Reunidos em Bruxelas nesta quinta-feira (28), ministros do Interior dos países da União Europeia (UE) tentaram tirar do papel um aguardado pacto sobre migrações e asilo para lidar com a intensificação do fluxo de migrantes que chegam à Europa. E falharam.
De acordo com os poucos relatos feitos após o encontro, o ponto de conflito foi a Itália da primeira-ministra Giorgia Meloni, cujo governo pediu mais tempo “para um exame mais aprofundado do ponto de vista jurídico”, nas palavras do ministro Matteo Piantedosi.
Segundo os detalhes até aqui públicos da proposta de pacto redigida pela Espanha, a ideia principal do mecanismo é criar um sistema por meio do qual seja possível distribuir entre os diversos países do bloco os migrantes que chegam em especial via mar Mediterrâneo para pedir asilo, sem sobrecarregar uma ou outra nação.
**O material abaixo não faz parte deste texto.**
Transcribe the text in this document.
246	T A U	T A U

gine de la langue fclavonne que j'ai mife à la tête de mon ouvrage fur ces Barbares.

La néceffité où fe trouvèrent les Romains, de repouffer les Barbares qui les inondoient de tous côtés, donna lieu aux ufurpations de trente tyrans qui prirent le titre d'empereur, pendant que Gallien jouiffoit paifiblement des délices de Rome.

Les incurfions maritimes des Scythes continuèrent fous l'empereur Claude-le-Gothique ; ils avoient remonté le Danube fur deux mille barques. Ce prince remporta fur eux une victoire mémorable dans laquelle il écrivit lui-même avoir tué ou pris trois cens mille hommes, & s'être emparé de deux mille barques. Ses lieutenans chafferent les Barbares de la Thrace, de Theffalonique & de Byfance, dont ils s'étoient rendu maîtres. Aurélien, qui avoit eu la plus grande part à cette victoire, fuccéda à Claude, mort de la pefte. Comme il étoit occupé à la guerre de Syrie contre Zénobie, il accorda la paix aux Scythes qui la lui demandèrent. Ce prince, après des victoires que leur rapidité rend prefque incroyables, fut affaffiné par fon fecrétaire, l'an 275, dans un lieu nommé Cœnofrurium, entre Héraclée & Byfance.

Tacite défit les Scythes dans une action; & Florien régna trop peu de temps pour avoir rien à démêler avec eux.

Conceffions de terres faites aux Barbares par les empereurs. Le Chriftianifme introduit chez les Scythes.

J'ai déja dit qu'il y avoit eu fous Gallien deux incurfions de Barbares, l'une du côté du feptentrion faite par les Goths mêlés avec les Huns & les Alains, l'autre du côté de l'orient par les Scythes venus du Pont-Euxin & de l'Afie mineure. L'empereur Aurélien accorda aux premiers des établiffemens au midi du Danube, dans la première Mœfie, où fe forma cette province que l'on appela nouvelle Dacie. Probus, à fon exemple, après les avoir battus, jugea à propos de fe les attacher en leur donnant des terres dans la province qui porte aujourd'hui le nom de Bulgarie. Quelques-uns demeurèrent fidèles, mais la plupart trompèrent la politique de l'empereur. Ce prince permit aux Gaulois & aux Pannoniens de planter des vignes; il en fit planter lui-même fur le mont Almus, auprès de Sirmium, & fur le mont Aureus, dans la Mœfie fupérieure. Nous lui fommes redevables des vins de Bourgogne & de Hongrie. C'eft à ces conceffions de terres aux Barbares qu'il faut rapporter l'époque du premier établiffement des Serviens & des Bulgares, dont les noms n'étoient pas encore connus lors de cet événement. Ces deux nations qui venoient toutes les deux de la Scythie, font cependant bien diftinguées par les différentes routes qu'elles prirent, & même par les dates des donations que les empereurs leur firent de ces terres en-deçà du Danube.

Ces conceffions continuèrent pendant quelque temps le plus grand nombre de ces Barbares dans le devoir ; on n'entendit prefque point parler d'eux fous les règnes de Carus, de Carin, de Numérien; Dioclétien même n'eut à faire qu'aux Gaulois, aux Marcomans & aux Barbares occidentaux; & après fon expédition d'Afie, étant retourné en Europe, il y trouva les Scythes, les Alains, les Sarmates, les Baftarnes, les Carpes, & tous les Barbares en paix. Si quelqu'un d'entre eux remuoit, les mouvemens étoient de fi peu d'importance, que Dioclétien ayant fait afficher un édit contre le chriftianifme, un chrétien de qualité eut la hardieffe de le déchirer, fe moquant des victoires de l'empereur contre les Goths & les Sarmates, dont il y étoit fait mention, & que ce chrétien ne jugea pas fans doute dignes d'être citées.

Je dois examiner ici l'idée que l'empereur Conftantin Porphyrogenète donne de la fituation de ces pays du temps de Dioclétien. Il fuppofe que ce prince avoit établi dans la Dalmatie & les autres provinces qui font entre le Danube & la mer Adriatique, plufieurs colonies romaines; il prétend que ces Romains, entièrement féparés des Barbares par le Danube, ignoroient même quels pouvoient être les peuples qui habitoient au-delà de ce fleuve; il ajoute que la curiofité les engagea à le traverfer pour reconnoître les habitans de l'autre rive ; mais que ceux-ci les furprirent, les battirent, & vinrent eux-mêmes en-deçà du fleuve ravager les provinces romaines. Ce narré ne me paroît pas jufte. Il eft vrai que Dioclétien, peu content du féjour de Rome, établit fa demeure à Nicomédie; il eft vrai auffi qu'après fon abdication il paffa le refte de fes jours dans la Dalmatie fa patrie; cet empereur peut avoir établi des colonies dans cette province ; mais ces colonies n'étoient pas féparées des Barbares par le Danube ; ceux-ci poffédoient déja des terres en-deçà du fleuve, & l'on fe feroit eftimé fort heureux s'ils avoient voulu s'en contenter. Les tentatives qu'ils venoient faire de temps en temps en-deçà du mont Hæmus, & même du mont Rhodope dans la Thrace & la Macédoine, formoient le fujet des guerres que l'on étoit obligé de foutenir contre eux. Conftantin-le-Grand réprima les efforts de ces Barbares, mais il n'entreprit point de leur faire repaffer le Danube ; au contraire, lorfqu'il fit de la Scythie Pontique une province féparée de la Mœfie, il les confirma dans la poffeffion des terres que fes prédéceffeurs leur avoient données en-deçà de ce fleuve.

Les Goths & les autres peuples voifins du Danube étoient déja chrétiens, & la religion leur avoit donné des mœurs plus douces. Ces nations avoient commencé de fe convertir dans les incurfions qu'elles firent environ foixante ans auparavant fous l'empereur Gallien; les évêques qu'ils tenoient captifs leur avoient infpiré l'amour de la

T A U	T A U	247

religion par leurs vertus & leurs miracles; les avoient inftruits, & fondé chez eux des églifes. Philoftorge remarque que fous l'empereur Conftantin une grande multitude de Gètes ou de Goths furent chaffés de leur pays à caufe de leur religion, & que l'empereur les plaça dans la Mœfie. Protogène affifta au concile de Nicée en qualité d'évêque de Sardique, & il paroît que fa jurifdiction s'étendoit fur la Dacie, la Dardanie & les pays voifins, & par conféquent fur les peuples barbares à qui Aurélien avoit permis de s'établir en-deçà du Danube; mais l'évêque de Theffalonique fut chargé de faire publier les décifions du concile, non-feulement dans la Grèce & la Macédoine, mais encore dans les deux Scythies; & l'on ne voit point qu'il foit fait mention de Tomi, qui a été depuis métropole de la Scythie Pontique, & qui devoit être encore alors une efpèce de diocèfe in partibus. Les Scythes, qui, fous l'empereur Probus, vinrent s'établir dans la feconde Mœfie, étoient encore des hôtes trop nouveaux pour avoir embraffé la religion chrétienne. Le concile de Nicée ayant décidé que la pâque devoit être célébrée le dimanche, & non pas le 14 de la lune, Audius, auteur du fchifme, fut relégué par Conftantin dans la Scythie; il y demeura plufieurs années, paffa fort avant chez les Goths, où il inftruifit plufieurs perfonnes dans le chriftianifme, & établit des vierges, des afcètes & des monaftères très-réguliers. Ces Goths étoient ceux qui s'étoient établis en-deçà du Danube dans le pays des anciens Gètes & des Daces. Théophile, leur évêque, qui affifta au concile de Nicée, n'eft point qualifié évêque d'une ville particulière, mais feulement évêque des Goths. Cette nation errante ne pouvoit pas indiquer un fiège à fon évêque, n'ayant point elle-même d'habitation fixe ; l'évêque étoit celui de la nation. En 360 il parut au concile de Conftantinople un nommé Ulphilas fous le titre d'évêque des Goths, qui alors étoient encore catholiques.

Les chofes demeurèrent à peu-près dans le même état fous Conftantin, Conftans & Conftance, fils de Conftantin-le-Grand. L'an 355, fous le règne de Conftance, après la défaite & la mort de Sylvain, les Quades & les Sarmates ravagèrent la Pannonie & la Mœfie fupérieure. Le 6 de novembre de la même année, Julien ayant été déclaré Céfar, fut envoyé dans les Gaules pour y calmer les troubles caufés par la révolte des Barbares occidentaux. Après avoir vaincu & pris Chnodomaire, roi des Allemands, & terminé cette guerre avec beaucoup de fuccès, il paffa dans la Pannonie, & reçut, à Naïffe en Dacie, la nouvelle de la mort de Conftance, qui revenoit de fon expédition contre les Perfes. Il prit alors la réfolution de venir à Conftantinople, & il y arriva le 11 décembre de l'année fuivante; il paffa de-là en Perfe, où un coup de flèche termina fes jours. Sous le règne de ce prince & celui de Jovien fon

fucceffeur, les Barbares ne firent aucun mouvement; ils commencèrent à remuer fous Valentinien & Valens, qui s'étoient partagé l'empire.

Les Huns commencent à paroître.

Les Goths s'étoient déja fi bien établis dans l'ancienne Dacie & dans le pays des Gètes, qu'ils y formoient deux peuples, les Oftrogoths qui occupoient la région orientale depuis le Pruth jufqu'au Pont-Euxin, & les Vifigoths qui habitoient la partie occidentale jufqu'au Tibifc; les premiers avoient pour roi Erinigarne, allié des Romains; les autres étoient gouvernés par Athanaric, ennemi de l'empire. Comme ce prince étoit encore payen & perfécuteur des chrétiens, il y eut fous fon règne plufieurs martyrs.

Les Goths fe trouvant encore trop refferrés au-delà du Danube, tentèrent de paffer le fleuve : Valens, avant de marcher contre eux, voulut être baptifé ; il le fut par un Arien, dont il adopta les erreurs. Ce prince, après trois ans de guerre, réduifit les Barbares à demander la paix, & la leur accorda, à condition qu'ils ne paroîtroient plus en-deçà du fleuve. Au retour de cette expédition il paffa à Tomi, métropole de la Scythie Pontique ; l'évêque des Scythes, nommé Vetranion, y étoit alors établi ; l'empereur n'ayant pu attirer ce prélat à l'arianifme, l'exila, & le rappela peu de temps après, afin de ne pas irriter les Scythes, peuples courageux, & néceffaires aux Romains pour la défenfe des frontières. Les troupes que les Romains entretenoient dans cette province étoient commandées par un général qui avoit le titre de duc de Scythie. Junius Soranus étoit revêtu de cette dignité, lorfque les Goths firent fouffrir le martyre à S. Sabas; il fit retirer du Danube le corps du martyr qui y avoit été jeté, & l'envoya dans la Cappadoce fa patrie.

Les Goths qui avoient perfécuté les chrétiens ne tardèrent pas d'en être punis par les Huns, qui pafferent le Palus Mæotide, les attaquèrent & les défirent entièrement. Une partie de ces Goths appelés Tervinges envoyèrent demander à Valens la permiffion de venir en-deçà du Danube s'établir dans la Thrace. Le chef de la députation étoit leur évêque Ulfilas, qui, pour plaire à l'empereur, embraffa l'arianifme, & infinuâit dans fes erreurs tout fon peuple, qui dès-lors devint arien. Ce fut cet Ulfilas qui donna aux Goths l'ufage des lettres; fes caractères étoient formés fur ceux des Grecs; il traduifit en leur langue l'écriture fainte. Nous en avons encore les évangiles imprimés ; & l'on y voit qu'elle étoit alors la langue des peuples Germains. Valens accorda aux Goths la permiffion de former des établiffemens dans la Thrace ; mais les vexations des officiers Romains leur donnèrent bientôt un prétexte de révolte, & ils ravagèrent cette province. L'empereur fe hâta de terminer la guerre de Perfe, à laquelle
Com uma agenda anti-imigração abertamente divulgada, o governo de Meloni teria discordado de um mecanismo que favorece a atuação de ONGs que trabalham no resgate de embarcações com migrantes em alto-mar, de acordo com apuração do jornal Corriere della Sera.
A versão do texto debatida pelos países-membros conta com um adendo que diz que as operações de ajuda humanitária não devem ser consideradas erradas quando não houver objetivo de desestabilizar governos. O trecho vai na contramão do que Roma tem colocado em prática.
Sob Meloni, a Itália tem dificultado o trabalho de navios de resgate no oceano. Seu governo diz que as embarcações são espécies de táxis para quem quer tentar uma vida melhor na Europa e impediu que os barcos façam mais de uma operação de resgate na mesma saída. A situação já gerou rusgas diplomáticas com a França de Emmanuel Macron.
Segundo relatos do The Guardian, também havia descontentamento por parte da Alemanha. Berlim teria criticado uma cláusula apoiada pela Itália que, segundo o governo de Olaf Scholz, permitiria a violação de padrões mínimos nos centros de detenção de migrantes.
Roma e Berlim têm discordado nessa agenda e trocado farpas. Após visitar a capital alemã nesta quarta-feira (27), o chanceler italiano, Antonio Tajani, disse a repórteres que apresentou reclamações a sua homóloga, a ministra Annalena Baerbock. Ele afirma que, naquele dia, sete navios de ONGs de resgate, alguns deles com bandeira alemã, rumavam à ilha de Lampedusa, centro de uma crise migratória.
“Não se pode financiar navios de ONG que vão buscar migrantes e depois os levam para a Itália. Os migrantes deveriam ser levados para o país correspondente a sua bandeira. Essa é a única solução possível.”
Números compartilhados pelo Acnur, o alto comissariado da ONU para refugiados, também nesta quinta, mostram que ao menos 186 mil migrantes chegaram ao sul da Europa —por Itália, Grécia, Chipre e Malta— de janeiro até aqui. Destes, 130 mil entraram pela Itália, cifra 83% maior em comparação com o mesmo período do ano anterior.
A maior parte dos migrantes parte de países como Tunísia —102 mil— e Líbia —45 mil—, nações do norte da África. Isso não significa, porém, que todos sejam cidadãos desses países, já que é comum que pessoas de outras regiões do continente migrem para o norte antes de cruzar o Mediterrâneo com destino à Europa.
Ainda de acordo com os números do Acnur, mais de 2.500 migrantes morreram ou desapareceram nessa rota desde o início deste ano. Para efeito de comparação, no mesmo período de 2022 foram cerca de 1.680 mortes ou desaparecimentos no Mediterrâneo.
“Vidas também foram perdidas em terra, longe dos olhos do público”, afirmou Ruven Menikdiwela, diretora do escritório do Acnur em Nova York. “As viagens partindo do oeste e do leste, assim como do Chifre da África até a Líbia e os pontos de partida no litoral continuam entre os trechos mais perigosos do mundo.”
“Refugiados e migrantes que viajam por terra a partir da África Subsaariana correm o risco de morrer e sofrer graves violações dos direitos humanos a cada passo”, disse ela.